The E40 European Highway was the first of a series of trans-continental routes conceived by the United Nations after the Second World War under a plan to assist Europe’s regeneration and develop international communication and transport links. Approximately 8,000 kilometres long, and the longest such route, the E40 stretches from Calais, France to Ridder, in northeast Kazakhstan near the Russian and Chinese borders.
During the summer of 2013 the artists decided to follow the whole E40 from Calais to Ridder by motorcar. They journeyed for 54 days, through France, Belgium, Germany, Poland, Ukraine, Russia, Turkmenistan, Uzbekistan, Kyrgyzstan and Kazakhstan. Sometimes camping in the desert, or sleeping in the car they actually covered approximately 17,000 kilometres altogether, there and back.

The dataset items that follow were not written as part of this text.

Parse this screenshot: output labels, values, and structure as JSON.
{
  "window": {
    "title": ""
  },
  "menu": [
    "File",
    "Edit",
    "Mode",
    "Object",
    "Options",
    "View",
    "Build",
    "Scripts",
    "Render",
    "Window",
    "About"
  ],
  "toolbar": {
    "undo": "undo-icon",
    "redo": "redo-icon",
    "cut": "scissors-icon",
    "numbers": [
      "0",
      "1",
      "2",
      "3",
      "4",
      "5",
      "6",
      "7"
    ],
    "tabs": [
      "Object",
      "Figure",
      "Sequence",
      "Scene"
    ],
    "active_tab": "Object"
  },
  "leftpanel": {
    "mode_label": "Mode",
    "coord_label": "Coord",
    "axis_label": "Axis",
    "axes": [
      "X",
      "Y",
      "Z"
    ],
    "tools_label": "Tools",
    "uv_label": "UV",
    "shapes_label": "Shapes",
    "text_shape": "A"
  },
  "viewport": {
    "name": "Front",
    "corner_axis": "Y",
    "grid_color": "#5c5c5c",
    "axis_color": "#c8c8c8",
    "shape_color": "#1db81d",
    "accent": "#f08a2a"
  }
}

As a cross-continental, east and west long-distance trade route, and communal corridor, the E40 is a ‘place’ and a concept of exceptional importance and interest. It traverses and unites ten nations and provides access to China in the east and the British Isles in the west. It facilitates trade and the transmission of goods and services between and across all Europe and Central Asia.

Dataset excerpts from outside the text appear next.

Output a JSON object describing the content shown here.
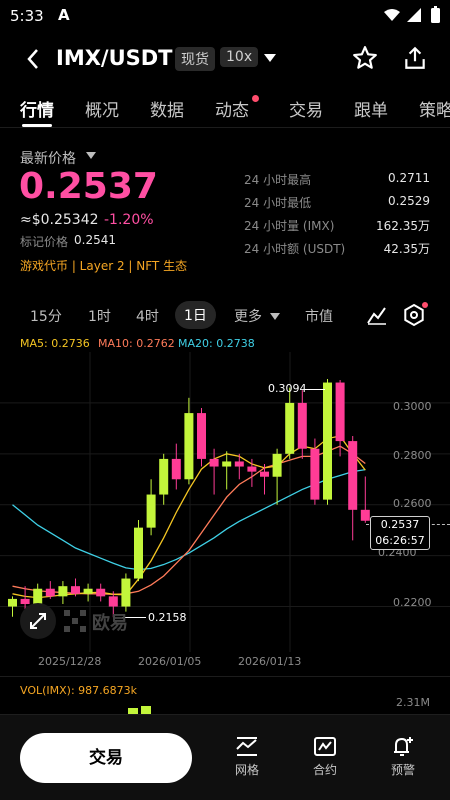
{
  "status_bar": {
    "time": "5:33"
  },
  "header": {
    "pair": "IMX/USDT",
    "market_badge": "现货",
    "leverage_badge": "10x"
  },
  "tabs": [
    "行情",
    "概况",
    "数据",
    "动态",
    "交易",
    "跟单",
    "策略"
  ],
  "price": {
    "label": "最新价格",
    "last": "0.2537",
    "usd": "≈$0.25342",
    "change": "-1.20%",
    "mark_label": "标记价格",
    "mark_value": "0.2541",
    "tags": "游戏代币 | Layer 2 | NFT 生态"
  },
  "stats": [
    {
      "label": "24 小时最高",
      "value": "0.2711"
    },
    {
      "label": "24 小时最低",
      "value": "0.2529"
    },
    {
      "label": "24 小时量 (IMX)",
      "value": "162.35万"
    },
    {
      "label": "24 小时额 (USDT)",
      "value": "42.35万"
    }
  ],
  "intervals": {
    "m15": "15分",
    "h1": "1时",
    "h4": "4时",
    "d1": "1日",
    "more": "更多",
    "mktcap": "市值"
  },
  "ma_legend": {
    "ma5": "MA5: 0.2736",
    "ma10": "MA10: 0.2762",
    "ma20": "MA20: 0.2738"
  },
  "chart_labels": {
    "high_marker": "0.3094",
    "low_marker": "0.2158",
    "current_price": "0.2537",
    "countdown": "06:26:57",
    "watermark": "欧易",
    "y_ticks": [
      "0.3000",
      "0.2800",
      "0.2600",
      "0.2400",
      "0.2200"
    ],
    "x_ticks": [
      "2025/12/28",
      "2026/01/05",
      "2026/01/13"
    ]
  },
  "volume": {
    "label": "VOL(IMX): 987.6873k",
    "max_label": "2.31M"
  },
  "bottom": {
    "trade": "交易",
    "grid": "网格",
    "contract": "合约",
    "alert": "预警"
  },
  "colors": {
    "up": "#c3f53b",
    "down": "#ff3c96",
    "ma5": "#f5c623",
    "ma10": "#ff7b5a",
    "ma20": "#3fd0e6",
    "change": "#ff4fa3"
  },
  "chart_data": {
    "type": "candlestick",
    "candles": [
      {
        "o": 0.22,
        "h": 0.224,
        "l": 0.216,
        "c": 0.223
      },
      {
        "o": 0.223,
        "h": 0.228,
        "l": 0.219,
        "c": 0.221
      },
      {
        "o": 0.221,
        "h": 0.229,
        "l": 0.22,
        "c": 0.227
      },
      {
        "o": 0.227,
        "h": 0.23,
        "l": 0.223,
        "c": 0.224
      },
      {
        "o": 0.224,
        "h": 0.23,
        "l": 0.221,
        "c": 0.228
      },
      {
        "o": 0.228,
        "h": 0.231,
        "l": 0.224,
        "c": 0.225
      },
      {
        "o": 0.225,
        "h": 0.229,
        "l": 0.222,
        "c": 0.227
      },
      {
        "o": 0.227,
        "h": 0.229,
        "l": 0.222,
        "c": 0.224
      },
      {
        "o": 0.224,
        "h": 0.226,
        "l": 0.2158,
        "c": 0.22
      },
      {
        "o": 0.22,
        "h": 0.233,
        "l": 0.218,
        "c": 0.231
      },
      {
        "o": 0.231,
        "h": 0.254,
        "l": 0.23,
        "c": 0.251
      },
      {
        "o": 0.251,
        "h": 0.27,
        "l": 0.248,
        "c": 0.264
      },
      {
        "o": 0.264,
        "h": 0.28,
        "l": 0.26,
        "c": 0.278
      },
      {
        "o": 0.278,
        "h": 0.284,
        "l": 0.266,
        "c": 0.27
      },
      {
        "o": 0.27,
        "h": 0.302,
        "l": 0.268,
        "c": 0.296
      },
      {
        "o": 0.296,
        "h": 0.298,
        "l": 0.275,
        "c": 0.278
      },
      {
        "o": 0.278,
        "h": 0.282,
        "l": 0.264,
        "c": 0.275
      },
      {
        "o": 0.275,
        "h": 0.281,
        "l": 0.266,
        "c": 0.277
      },
      {
        "o": 0.277,
        "h": 0.28,
        "l": 0.27,
        "c": 0.275
      },
      {
        "o": 0.275,
        "h": 0.278,
        "l": 0.267,
        "c": 0.273
      },
      {
        "o": 0.273,
        "h": 0.276,
        "l": 0.264,
        "c": 0.271
      },
      {
        "o": 0.271,
        "h": 0.282,
        "l": 0.26,
        "c": 0.28
      },
      {
        "o": 0.28,
        "h": 0.306,
        "l": 0.278,
        "c": 0.3
      },
      {
        "o": 0.3,
        "h": 0.305,
        "l": 0.278,
        "c": 0.282
      },
      {
        "o": 0.282,
        "h": 0.286,
        "l": 0.26,
        "c": 0.262
      },
      {
        "o": 0.262,
        "h": 0.3094,
        "l": 0.26,
        "c": 0.308
      },
      {
        "o": 0.308,
        "h": 0.309,
        "l": 0.279,
        "c": 0.285
      },
      {
        "o": 0.285,
        "h": 0.287,
        "l": 0.246,
        "c": 0.258
      },
      {
        "o": 0.258,
        "h": 0.2711,
        "l": 0.2529,
        "c": 0.2537
      }
    ],
    "ma5": [
      0.225,
      0.224,
      0.2235,
      0.224,
      0.2246,
      0.225,
      0.2254,
      0.2256,
      0.2248,
      0.2246,
      0.2308,
      0.238,
      0.247,
      0.257,
      0.266,
      0.274,
      0.278,
      0.28,
      0.279,
      0.276,
      0.2745,
      0.2752,
      0.28,
      0.283,
      0.282,
      0.286,
      0.287,
      0.28,
      0.2736
    ],
    "ma10": [
      0.228,
      0.227,
      0.2262,
      0.2258,
      0.2255,
      0.2252,
      0.225,
      0.225,
      0.2248,
      0.225,
      0.226,
      0.2285,
      0.232,
      0.237,
      0.242,
      0.249,
      0.256,
      0.263,
      0.268,
      0.271,
      0.2745,
      0.276,
      0.2775,
      0.279,
      0.279,
      0.281,
      0.283,
      0.28,
      0.2762
    ],
    "ma20": [
      0.26,
      0.256,
      0.252,
      0.249,
      0.246,
      0.243,
      0.241,
      0.239,
      0.237,
      0.2352,
      0.2345,
      0.235,
      0.2365,
      0.2385,
      0.241,
      0.244,
      0.247,
      0.2505,
      0.2535,
      0.256,
      0.2585,
      0.261,
      0.2635,
      0.266,
      0.268,
      0.27,
      0.2715,
      0.273,
      0.2738
    ],
    "ylim": [
      0.21,
      0.32
    ]
  }
}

As a conduit for peoples, ideas and inventions and a space for the intermingling of many cultures, the E40 provides infinite possibilities for the strengthening of international understanding, cross-border cooperation, harmonization and friendly relations among peoples. In addition, the E40 is of outstanding historical interest for many peoples and cultures; parts follow track ways used since prehistoric times and sections of the legendary ‘silk routes’.
Day and night, the artists visually ‘captured’ elements of this iconic route. They photographed and videoed the road and people on the move between their many starting points and destinations. They captured incidents, activities, ambient sounds, conversations and conducted interviews at service stations.
Marcel Proust suggested that the experience of travelling along a road ‘at speed’ through space and time can disorientate and unsettle the human psyche and thus induce a liminal, in-between state of mind. The experience of impermanence and transition induces a feeling of ambiguity, which unsettles perceptions such that new perceptions and senses of identity can arise. The artists experienced the mysterious, ambiguous beauty of the E40 together with people from many nations and cultures over nearly eight weeks. For this exhibition they wish to share some of the experiences and images of this phenomenal UN project, which they ‘captured’ along the way.
The artists, Helen Kirwan and Simon Pruciak travelled together with architect Jarek Karpik.